Gadolinium zirconium structure
Gadolinium zirconate is a highly radiation-resistant material that shows promise for use as a durable storage material for immobilizing plutonium and other actinides. The structure of gadolinium zirconate (Gd2Zr2O7) appears at left. Blue=Gadolinium (Gd), Gray=Zirconium (Zr), Red=Oxygen (O)


Plutonium-239 is a long-lived, fissile environmental contaminant with a half-life of 24,100 years, which decays to an even longer-lived fissile contaminant, uranium-235, with a half-life of 700 million years.

More than 1300 metric tons of plutonium generated by nuclear fuel cycles, including 100 metric tons of surplus weapons plutonium, exist worldwide and must be disposed of safely. One strategy for safe disposal is to trap the plutonium in a solid form and dispose of it in a geologic repository.

An international research team led by U.S.-based researchers Rodney Ewing of the University of Michigan (UM) and William Weber of the Pacific Northwest National Laboratory (PNNL) found that the material gadolinium zirconate is highly resistant to radiation and aqueous dissolution—both desirable properties in a storage material for plutonium and other actinides.

The researchers demonstrated that gadolinium zirconate resists radiation, unlike other possible crystalline ceramic hosts such as the structurally related gadolinium titanate. Both gadolinium titanate and gadolinium zirconate are effective neutron absorbers, which would be an advantage for plutonium disposal, and both are easily processed.

When exposed to radiation, the gadolinium titanates are affected by plutonium's alpha decay and amorphize, greatly increasing the rate of plutonium release in water. However, gadolinium zirconate, as processed in this research, was completely resistant to radiation, and its family members underwent only a minor change to a more stable crystal structure.

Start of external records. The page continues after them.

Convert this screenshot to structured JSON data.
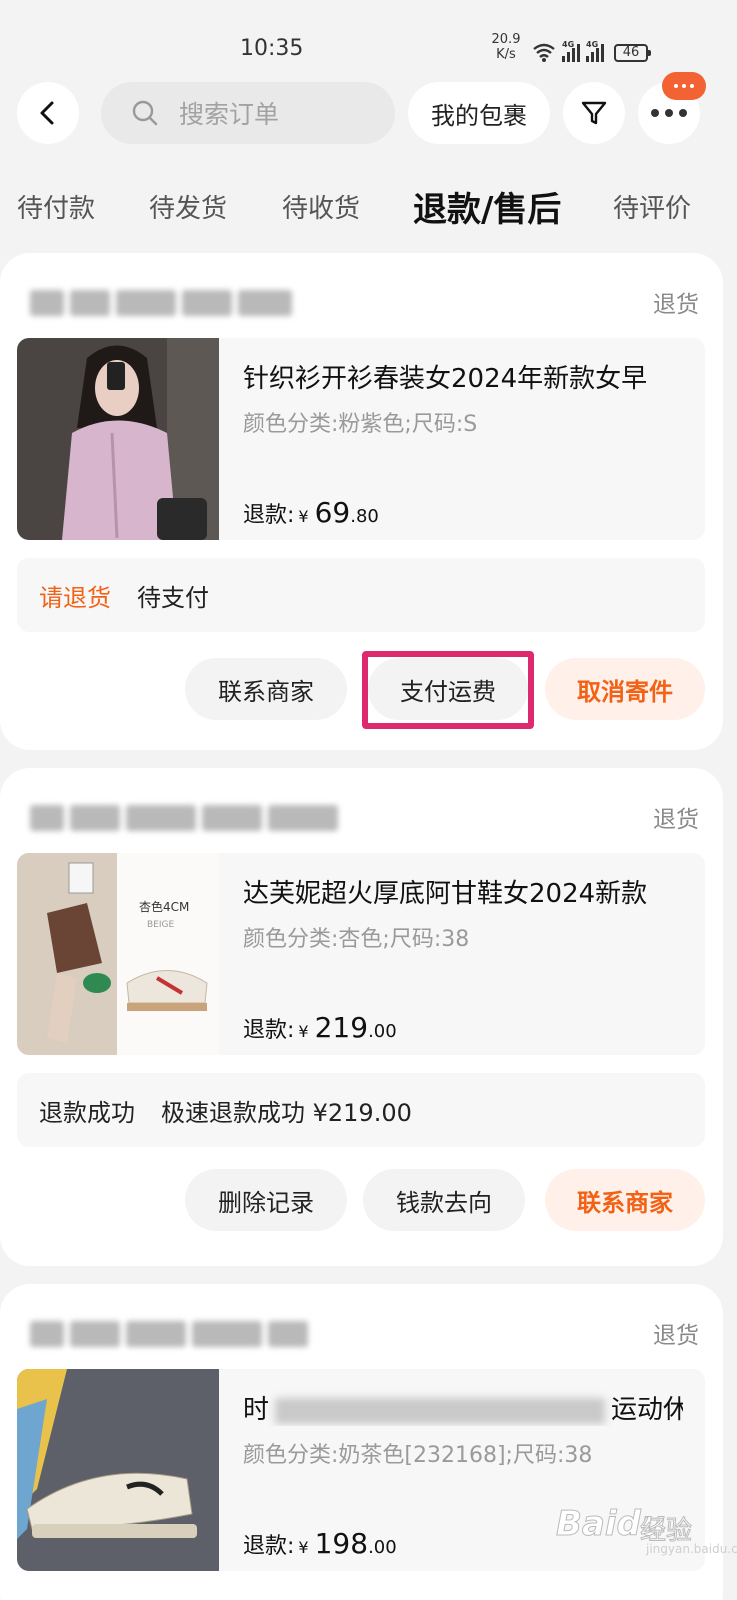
{
  "status_bar": {
    "time": "10:35",
    "net_speed_value": "20.9",
    "net_speed_unit": "K/s",
    "signal_1_label": "4G",
    "signal_2_label": "4G",
    "battery": "46"
  },
  "header": {
    "search_placeholder": "搜索订单",
    "parcel_label": "我的包裹"
  },
  "tabs": [
    {
      "label": "待付款",
      "active": false
    },
    {
      "label": "待发货",
      "active": false
    },
    {
      "label": "待收货",
      "active": false
    },
    {
      "label": "退款/售后",
      "active": true
    },
    {
      "label": "待评价",
      "active": false
    }
  ],
  "orders": [
    {
      "status": "退货",
      "title": "针织衫开衫春装女2024年新款女早",
      "spec": "颜色分类:粉紫色;尺码:S",
      "refund_label": "退款:",
      "currency": "¥",
      "price_int": "69",
      "price_dec": ".80",
      "info_primary": "请退货",
      "info_secondary": "待支付",
      "buttons": [
        "联系商家",
        "支付运费",
        "取消寄件"
      ]
    },
    {
      "status": "退货",
      "title": "达芙妮超火厚底阿甘鞋女2024新款",
      "spec": "颜色分类:杏色;尺码:38",
      "refund_label": "退款:",
      "currency": "¥",
      "price_int": "219",
      "price_dec": ".00",
      "thumb_text_1": "杏色4CM",
      "thumb_text_2": "BEIGE",
      "info_primary": "退款成功",
      "info_secondary": "极速退款成功 ¥219.00",
      "buttons": [
        "删除记录",
        "钱款去向",
        "联系商家"
      ]
    },
    {
      "status": "退货",
      "title_start": "时",
      "title_end": "运动休",
      "spec": "颜色分类:奶茶色[232168];尺码:38",
      "refund_label": "退款:",
      "currency": "¥",
      "price_int": "198",
      "price_dec": ".00"
    }
  ],
  "watermark": {
    "logo": "Baidu",
    "cn": "经验",
    "url": "jingyan.baidu.com"
  },
  "colors": {
    "accent_orange": "#f26216",
    "highlight_pink": "#dd2a6f",
    "page_bg": "#f3f3f3"
  }
}
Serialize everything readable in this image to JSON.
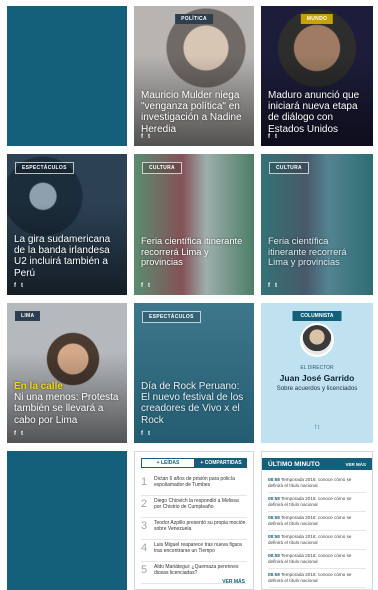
{
  "tiles": {
    "mulder": {
      "tag": "POLÍTICA",
      "headline": "Mauricio Mulder niega \"venganza política\" en investigación a Nadine Heredia",
      "social": [
        "f",
        "t"
      ]
    },
    "maduro": {
      "tag": "MUNDO",
      "headline": "Maduro anunció que iniciará nueva etapa de diálogo con Estados Unidos",
      "social": [
        "f",
        "t"
      ]
    },
    "u2": {
      "tag": "ESPECTÁCULOS",
      "headline": "La gira sudamericana de la banda irlandesa U2 incluirá también a Perú",
      "social": [
        "f",
        "t"
      ]
    },
    "feria1": {
      "tag": "CULTURA",
      "headline": "Feria científica itinerante recorrerá Lima y provincias",
      "social": [
        "f",
        "t"
      ]
    },
    "feria2": {
      "tag": "CULTURA",
      "headline": "Feria científica itinerante recorrerá Lima y provincias",
      "social": [
        "f",
        "t"
      ]
    },
    "protesta": {
      "tag": "LIMA",
      "kicker": "En la calle",
      "headline": "Ni una menos: Protesta también se llevará a cabo por Lima",
      "social": [
        "f",
        "t"
      ]
    },
    "rock": {
      "tag": "ESPECTÁCULOS",
      "headline": "Día de Rock Peruano: El nuevo festival de los creadores de Vivo x el Rock",
      "social": [
        "f",
        "t"
      ]
    }
  },
  "columnist": {
    "tag": "COLUMNISTA",
    "role": "EL DIRECTOR",
    "name": "Juan José Garrido",
    "topic": "Sobre acuerdos y licenciados",
    "social": "f   t"
  },
  "ranking": {
    "tabs": [
      "+ LEÍDAS",
      "+ COMPARTIDAS"
    ],
    "items": [
      {
        "num": "1",
        "text": "Dictan 6 años de prisión para policía espoliamador de Tumbes"
      },
      {
        "num": "2",
        "text": "Diego Chiovich la respondió a Melissa por Chistrio de Cumpleaño"
      },
      {
        "num": "3",
        "text": "Teodor Azpillo presentó su propia moción sobre Venezuela"
      },
      {
        "num": "4",
        "text": "Luis Miguel reaparece tras nueva figura tras encontrarse un Tiempo"
      },
      {
        "num": "5",
        "text": "Aldo Mariátegui: ¿Quemaza perennes diosas licenciadas?"
      }
    ],
    "more": "VER MÁS"
  },
  "latest": {
    "title": "ÚLTIMO MINUTO",
    "more": "VER MÁS",
    "items": [
      {
        "time": "08:58",
        "text": "Temporada 2016: conoce cómo se definirá el título nacional"
      },
      {
        "time": "08:58",
        "text": "Temporada 2016: conoce cómo se definirá el título nacional"
      },
      {
        "time": "08:58",
        "text": "Temporada 2016: conoce cómo se definirá el título nacional"
      },
      {
        "time": "08:58",
        "text": "Temporada 2016: conoce cómo se definirá el título nacional"
      },
      {
        "time": "08:58",
        "text": "Temporada 2016: conoce cómo se definirá el título nacional"
      },
      {
        "time": "08:58",
        "text": "Temporada 2016: conoce cómo se definirá el título nacional"
      }
    ]
  },
  "colors": {
    "teal": "#14607a",
    "gold": "#f2d21c",
    "light_blue": "#bfe1f0"
  }
}
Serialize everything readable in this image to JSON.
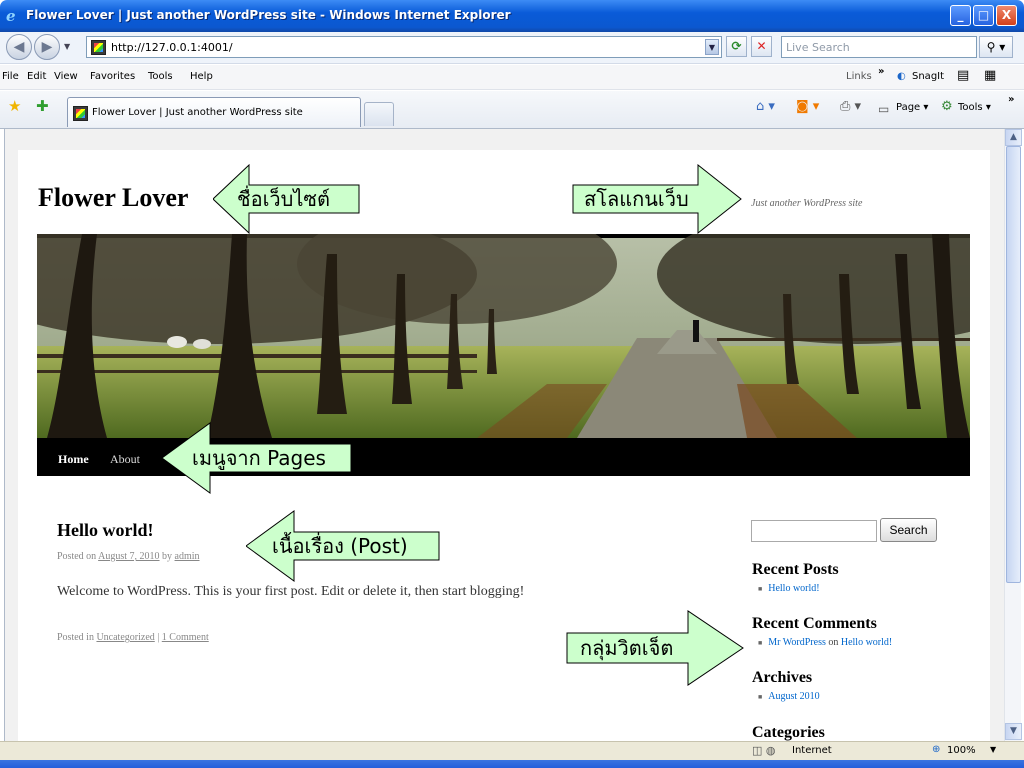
{
  "window": {
    "title": "Flower Lover | Just another WordPress site - Windows Internet Explorer",
    "buttons": [
      "_",
      "□",
      "X"
    ]
  },
  "navbar": {
    "back_icon": "back-arrow-icon",
    "forward_icon": "forward-arrow-icon",
    "address": "http://127.0.0.1:4001/",
    "search_placeholder": "Live Search"
  },
  "menubar": {
    "items": [
      "File",
      "Edit",
      "View",
      "Favorites",
      "Tools",
      "Help"
    ],
    "links": "Links",
    "snagit": "SnagIt"
  },
  "favbar": {
    "tab_label": "Flower Lover | Just another WordPress site",
    "page_label": "Page",
    "tools_label": "Tools"
  },
  "site": {
    "title": "Flower Lover",
    "tagline": "Just another WordPress site",
    "nav": [
      "Home",
      "About"
    ]
  },
  "post": {
    "title": "Hello world!",
    "posted_on": "Posted on",
    "date": "August 7, 2010",
    "by": "by",
    "author": "admin",
    "content": "Welcome to WordPress. This is your first post. Edit or delete it, then start blogging!",
    "posted_in": "Posted in",
    "category": "Uncategorized",
    "separator": "|",
    "comments": "1 Comment"
  },
  "sidebar": {
    "search_button": "Search",
    "recent_posts_title": "Recent Posts",
    "recent_posts": [
      "Hello world!"
    ],
    "recent_comments_title": "Recent Comments",
    "comment_author": "Mr WordPress",
    "comment_on": "on",
    "comment_post": "Hello world!",
    "archives_title": "Archives",
    "archives": [
      "August 2010"
    ],
    "categories_title": "Categories"
  },
  "annotations": {
    "site_name": "ชื่อเว็บไซต์",
    "slogan": "สโลแกนเว็บ",
    "menu": "เมนูจาก Pages",
    "content": "เนื้อเรื่อง (Post)",
    "widgets": "กลุ่มวิตเจ็ต"
  },
  "status": {
    "zone": "Internet",
    "zoom": "100%"
  },
  "colors": {
    "annotation_fill": "#ccffcc",
    "link": "#0066cc",
    "titlebar": "#0a5bd8"
  }
}
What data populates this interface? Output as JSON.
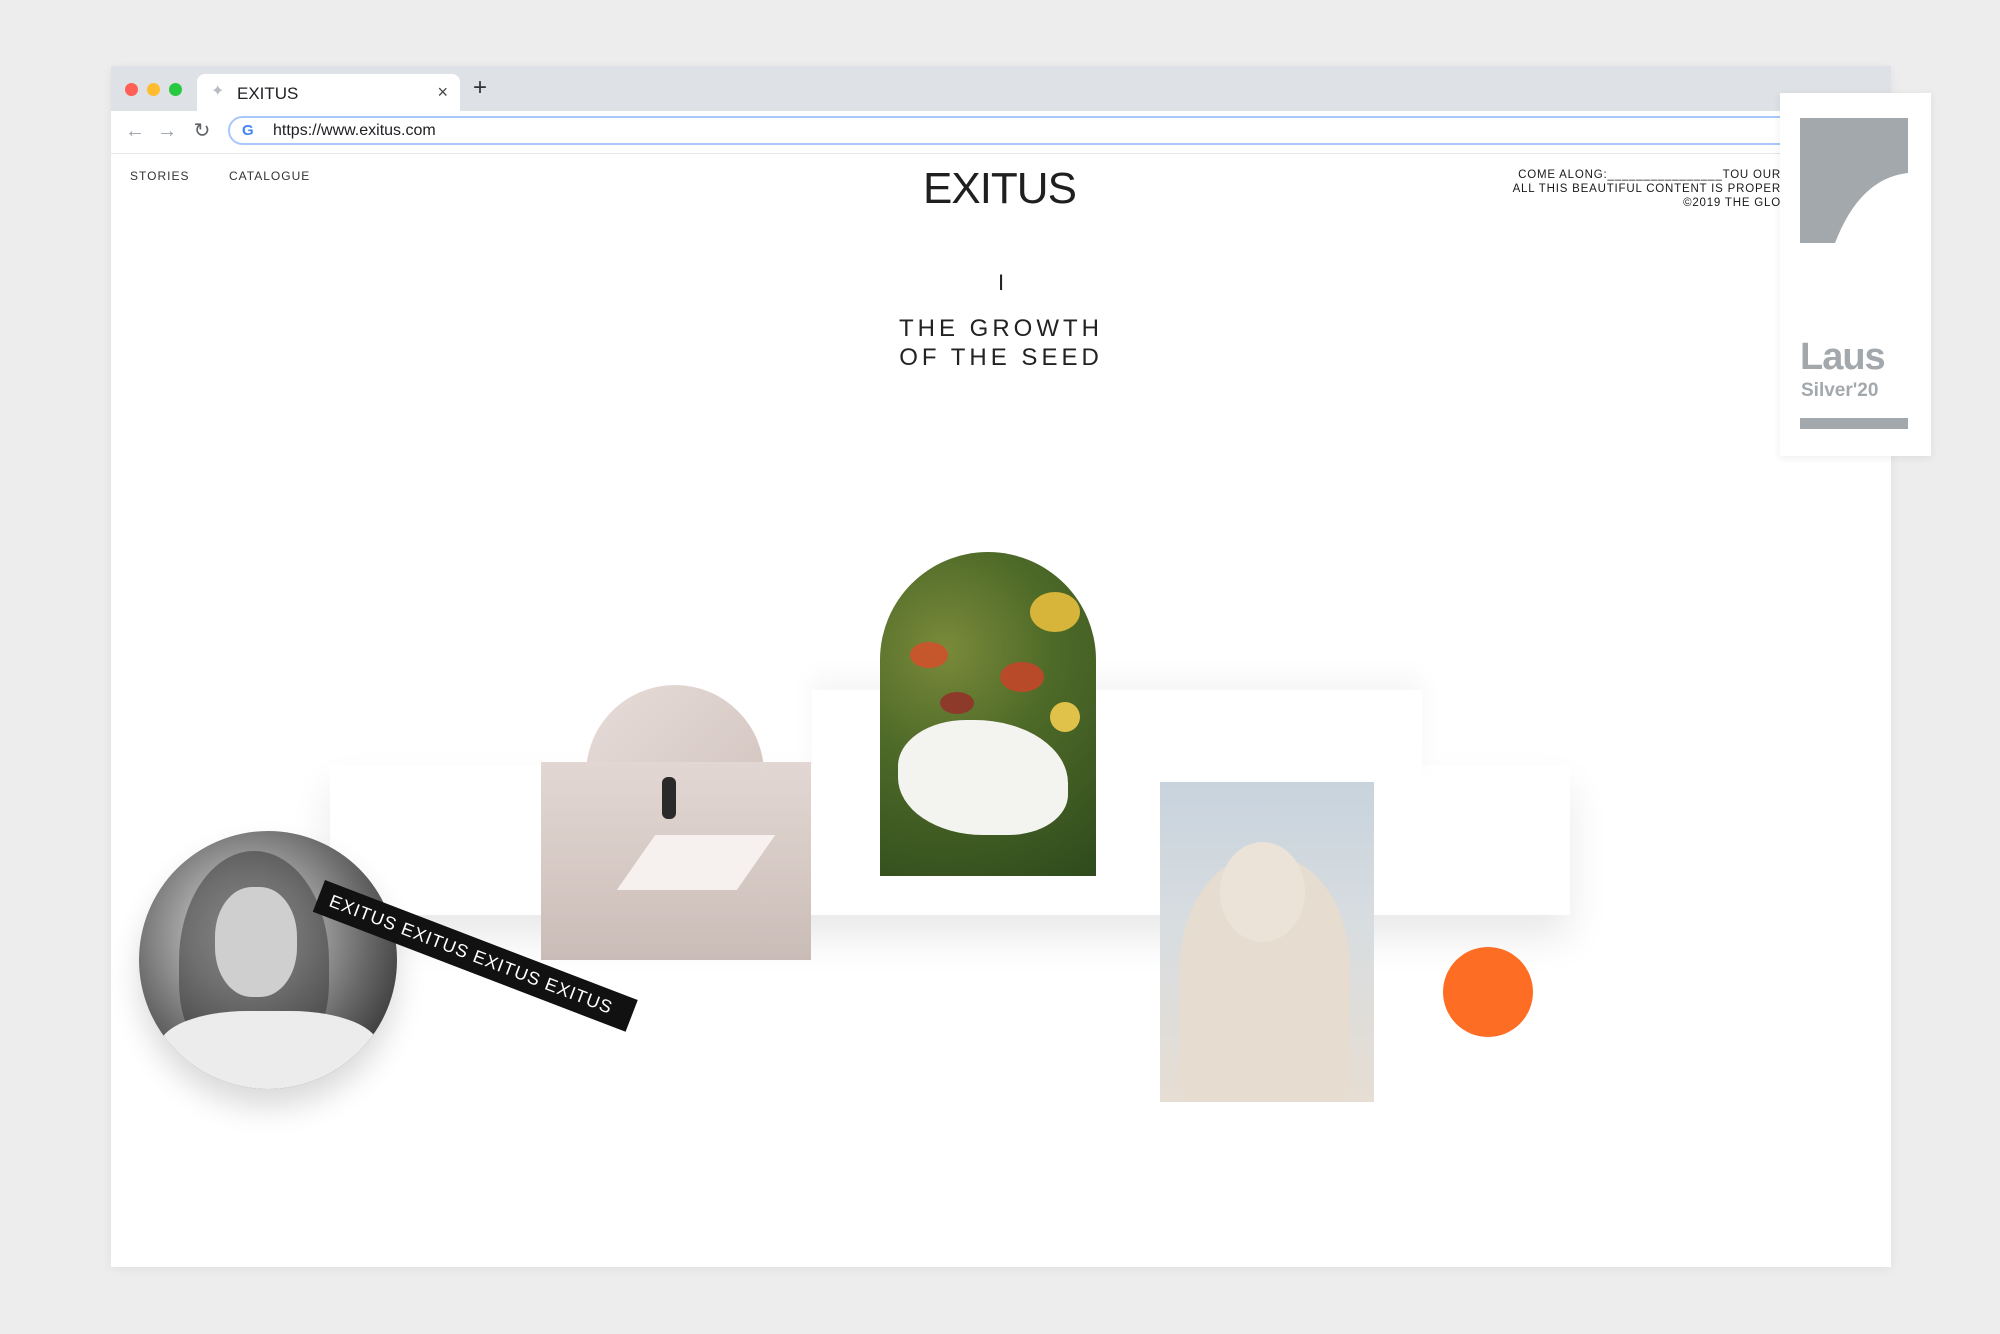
{
  "browser": {
    "tab_title": "EXITUS",
    "tab_close": "×",
    "new_tab": "+",
    "url": "https://www.exitus.com",
    "back": "←",
    "forward": "→",
    "reload": "↻",
    "favicon": "G"
  },
  "site": {
    "nav": [
      "STORIES",
      "CATALOGUE"
    ],
    "logo": "EXITUS",
    "notice_lines": [
      "COME ALONG:________________TOU OUR",
      "ALL THIS BEAUTIFUL CONTENT IS PROPER",
      "©2019 THE GLO"
    ],
    "chapter_numeral": "I",
    "chapter_title_lines": [
      "THE GROWTH",
      "OF THE SEED"
    ],
    "ticker_text": "EXITUS EXITUS EXITUS EXITUS",
    "accent_color": "#fd6d24"
  },
  "award": {
    "title": "Laus",
    "subtitle": "Silver'20",
    "color": "#a3a8ac"
  }
}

Research team members Bruce Begg (PNNL/Australia) and Govindan Kutty (UM/India) prepared a suite of pyrochlore samples from gadolinium titanate to gadolinium zirconate, with varying amounts of titanate to zirconate. Shixin Wang (UM) irradiated these samples and discovered that the gadolinium pyrochlores became increasingly resistant to radiation as the amount of zirconium they contained increased. The team monitored changes in the crystalline structure during irradiation using transmission electron microscopy and high-resolution electron microscopy.

These results (published in the December 1999 Journal of Materials Research) demonstrate that the performance of host materials for immobilizing plutonium can be improved significantly by changing their compositions from titanium-rich to zirconium-rich.

Other potential applications for the gadolinium zirconates include use as host material for immobilizing minor amounts of americium, neptunium, and curium at DOE sites and as electrolytes because of their fast ion conductivity.

This project was supported by the Office of Basic Energy Sciences/Division of Materials Sciences and Engineering.